Data Vault Ensemble Modeling

Bigger is often Better: Data Modeling in the Age of Big Data

Dr. Raja Sooriamurthi, Carnegie Mellon University

Since early 2000 the nature of data has morphed.  Big Data is differentiated from traditional data in terms of many ‘V’s, the three prominent of which are: volume, velocity, and variety.  This raises some foundational questions. For example, when we process data at the Tera, Petabyte level and beyond, what fundamental shift in our approach to solving problems occurs?  Given the fast transmission and computational speeds of current systems, what new capabilities are enabled by the processing of huge amounts of data in real time? Estimates are that more than 90% of the world’s data is not structured (i.e., not in classical relational databases amenable to SQL queries).  What type of new actionable insights are facilitated by the processing of semi-structured (e.g., csv, JSON) and unstructured (e.g., text, images, audio) data?  In this talk, we’ll discuss the nature of big data and will discuss various tools, techniques for harnessing the power and how the role of the data modeler is evolving.
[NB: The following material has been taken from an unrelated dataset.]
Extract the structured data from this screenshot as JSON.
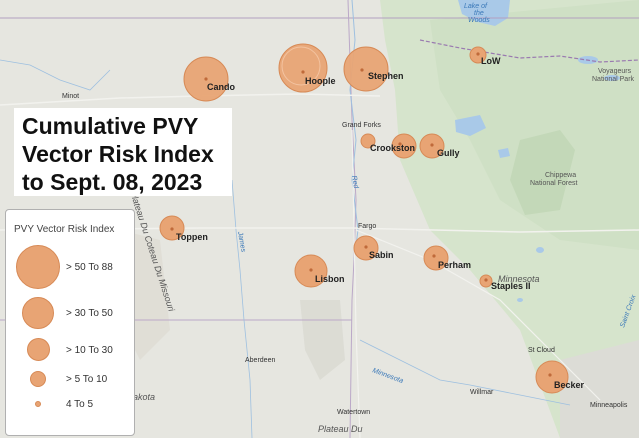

Dr. Raja Sooriamurthi is a Teaching Professor with the Information Systems Program at Carnegie Mellon University, Pittsburgh. His research and teaching interests span the fields of artificial intelligence and software development with a current focus on data-driven decision making. Along with his co-authors, he has investigated a novel approach to teaching critical thinking and problem solving termed puzzle-based learning resulting in the book Guide to Teaching Puzzle-based Learning (Springer, 2014). In addition to his university courses, Raja has taught several conference and industry workshops in the US, Australia, the Middle-East (Qatar, The United Arab Emirates), and India.  Over the years, since a graduate student, his pedagogical efforts have been recognized with several awards for teaching excellence.